With NERC’s newest critical infrastructure protection (CIP) reliability standards set to take effect later this year, staff at the Texas Reliability Entity on Thursday warned that utilities should already have a plan in place for implementing their new cyber supply chain security requirements.
FERC approved the three standards in March 2021 after they were developed as part of Project 2019-03 (Cybersecurity supply chain risks). (See FERC OKs Updated Supply Chain Standards.) The following standards were affected:
- CIP-005-7: Cybersecurity — Electronic security perimeter(s)

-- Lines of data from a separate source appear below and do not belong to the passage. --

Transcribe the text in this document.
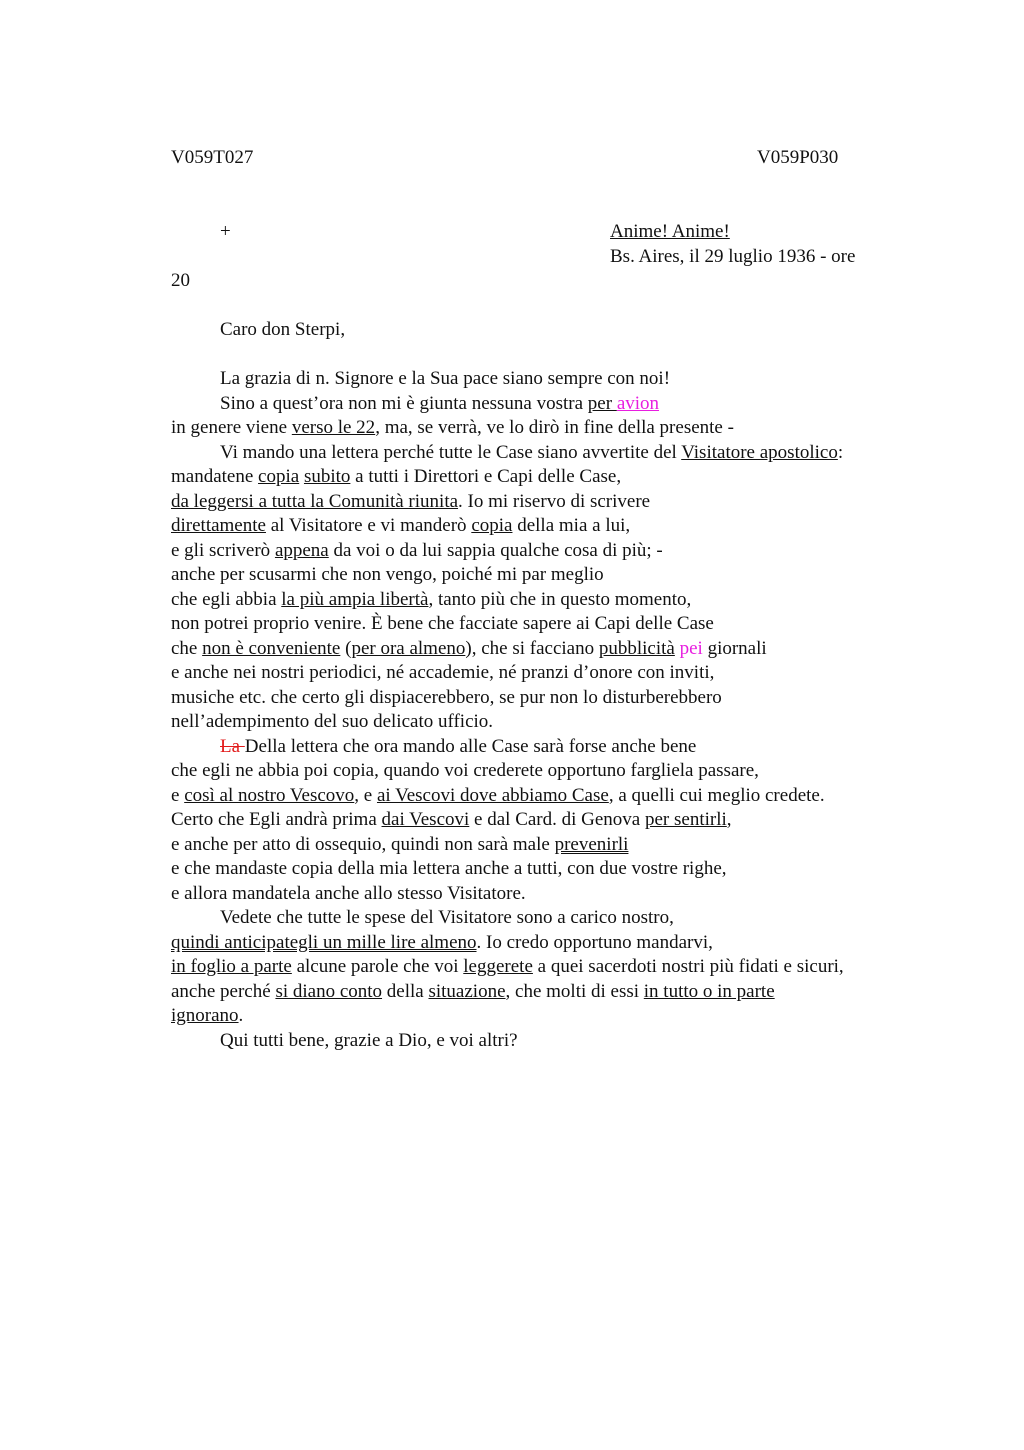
V059T027	V059P030
+	Anime! Anime!
Bs. Aires, il 29 luglio 1936 - ore
20
Caro don Sterpi,
La grazia di n. Signore e la Sua pace siano sempre con noi!
Sino a quest’ora non mi è giunta nessuna vostra per avion
in genere viene verso le 22, ma, se verrà, ve lo dirò in fine della presente -
Vi mando una lettera perché tutte le Case siano avvertite del Visitatore apostolico:
mandatene copia subito a tutti i Direttori e Capi delle Case,
da leggersi a tutta la Comunità riunita. Io mi riservo di scrivere
direttamente al Visitatore e vi manderò copia della mia a lui,
e gli scriverò appena da voi o da lui sappia qualche cosa di più; -
anche per scusarmi che non vengo, poiché mi par meglio
che egli abbia la più ampia libertà, tanto più che in questo momento,
non potrei proprio venire. È bene che facciate sapere ai Capi delle Case
che non è conveniente (per ora almeno), che si facciano pubblicità pei giornali
e anche nei nostri periodici, né accademie, né pranzi d’onore con inviti,
musiche etc. che certo gli dispiacerebbero, se pur non lo disturberebbero
nell’adempimento del suo delicato ufficio.
La Della lettera che ora mando alle Case sarà forse anche bene
che egli ne abbia poi copia, quando voi crederete opportuno fargliela passare,
e così al nostro Vescovo, e ai Vescovi dove abbiamo Case, a quelli cui meglio credete.
Certo che Egli andrà prima dai Vescovi e dal Card. di Genova per sentirli,
e anche per atto di ossequio, quindi non sarà male prevenirli
e che mandaste copia della mia lettera anche a tutti, con due vostre righe,
e allora mandatela anche allo stesso Visitatore.
Vedete che tutte le spese del Visitatore sono a carico nostro,
quindi anticipategli un mille lire almeno. Io credo opportuno mandarvi,
in foglio a parte alcune parole che voi leggerete a quei sacerdoti nostri più fidati e sicuri,
anche perché si diano conto della situazione, che molti di essi in tutto o in parte
ignorano.
Qui tutti bene, grazie a Dio, e voi altri?
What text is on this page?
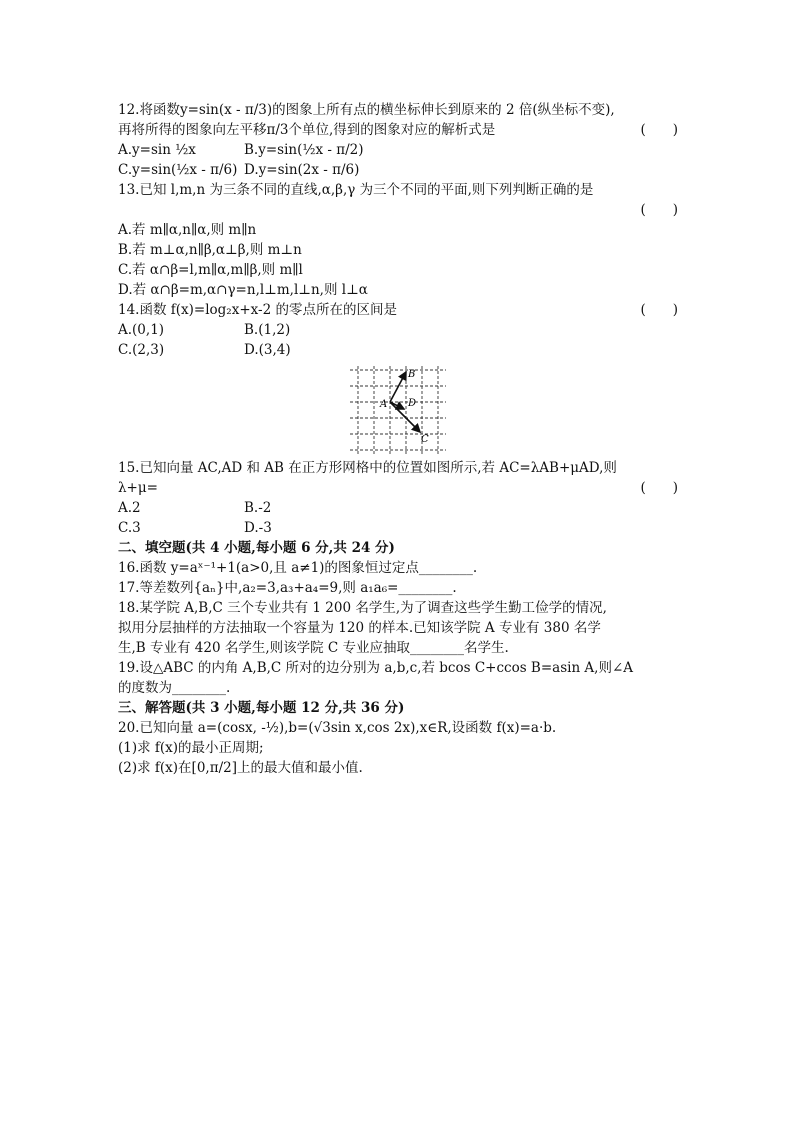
12.将函数y=sin(x - π/3)的图象上所有点的横坐标伸长到原来的 2 倍(纵坐标不变),
再将所得的图象向左平移π/3个单位,得到的图象对应的解析式是	(　　)
A.y=sin ½x	B.y=sin(½x - π/2)
C.y=sin(½x - π/6) D.y=sin(2x - π/6)
13.已知 l,m,n 为三条不同的直线,α,β,γ 为三个不同的平面,则下列判断正确的是
(　　)
A.若 m∥α,n∥α,则 m∥n
B.若 m⊥α,n∥β,α⊥β,则 m⊥n
C.若 α∩β=l,m∥α,m∥β,则 m∥l
D.若 α∩β=m,α∩γ=n,l⊥m,l⊥n,则 l⊥α
14.函数 f(x)=log₂x+x-2 的零点所在的区间是	(　　)
A.(0,1)	B.(1,2)
C.(2,3)	D.(3,4)
A
B
D
C
15.已知向量 AC,AD 和 AB 在正方形网格中的位置如图所示,若 AC=λAB+μAD,则
λ+μ=	(　　)
A.2	B.-2
C.3	D.-3
二、填空题(共 4 小题,每小题 6 分,共 24 分)
16.函数 y=aˣ⁻¹+1(a>0,且 a≠1)的图象恒过定点________.
17.等差数列{aₙ}中,a₂=3,a₃+a₄=9,则 a₁a₆=________.
18.某学院 A,B,C 三个专业共有 1 200 名学生,为了调查这些学生勤工俭学的情况,
拟用分层抽样的方法抽取一个容量为 120 的样本.已知该学院 A 专业有 380 名学
生,B 专业有 420 名学生,则该学院 C 专业应抽取________名学生.
19.设△ABC 的内角 A,B,C 所对的边分别为 a,b,c,若 bcos C+ccos B=asin A,则∠A
的度数为________.
三、解答题(共 3 小题,每小题 12 分,共 36 分)
20.已知向量 a=(cosx, -½),b=(√3sin x,cos 2x),x∈R,设函数 f(x)=a·b.
(1)求 f(x)的最小正周期;
(2)求 f(x)在[0,π/2]上的最大值和最小值.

- CIP-010-4: Cybersecurity — Configuration change management and vulnerability assessments
- CIP-013-2: Cybersecurity — Supply chain risk management
The biggest change from the currently effective standards — CIP-005-6, CIP-010-3 and CIP-013-1 — is the inclusion of electronic access control or monitoring systems (EACMS) and physical access control systems (PACS). FERC ordered the EACMS revisions when it approved the previous standards in 2018, and NERC subsequently added PACS to the project’s scope. (See FERC Finalizes Supply Chain Standards.)
In a webinar on the new standards, Kenath Carver, Texas RE’s director of cybersecurity outreach and CIP compliance, noted that they represent a minimum with which some entities are already compliant, either because they proactively implemented the EACMS and PACS requirements when the standards were approved or because they have always considered these systems vulnerable and took precautions independently of the CIP standards. But he warned listeners who haven’t yet taken the necessary steps not to wait.
“For some of you, we’ve seen in our small group advisory sessions or in our one-on-one sessions, that folks have [applied] the supply chain requirements to some of these things, even though the effective date is not here yet. For others, maybe you haven’t,” Carver said. “So this is going to be a pretty big lift because this is a lot more applicable cyber assets that you now have to worry about.”
Carver reminded attendees that both EACMS and PACS “by their nature … are an attack vector” because they grant direct access to a utility’s control systems, through which a malicious actor could potentially carry out a disruption to service. He also pointed out that the standards intentionally cast a “very broad web,” leaving the definitions of pertinent assets intentionally vague in order to ensure they are applied widely and have as large an effect as possible.
As an example of the standards’ wide applicability, Carver observed that under CIP-005-7’s new supply chain requirement a utility must “implement one or more documented practices” for determining whether a vendor’s attempt to connect to its systems remotely is authentic, and to terminate such connections and control their ability to reconnect. This might not sound like a big ask, but utilities may soon need to be able to provide such documentation for potentially hundreds of interactions per day from multiple vendors.
“If you have what you feel is authenticated vendor-initiated remote connection … you really have to be able to explain your definition and how that meets the security objective of this piece here, especially if a vendor is somehow connecting to a PACS or EACMS,” he said.
The standards will take effect Oct. 1.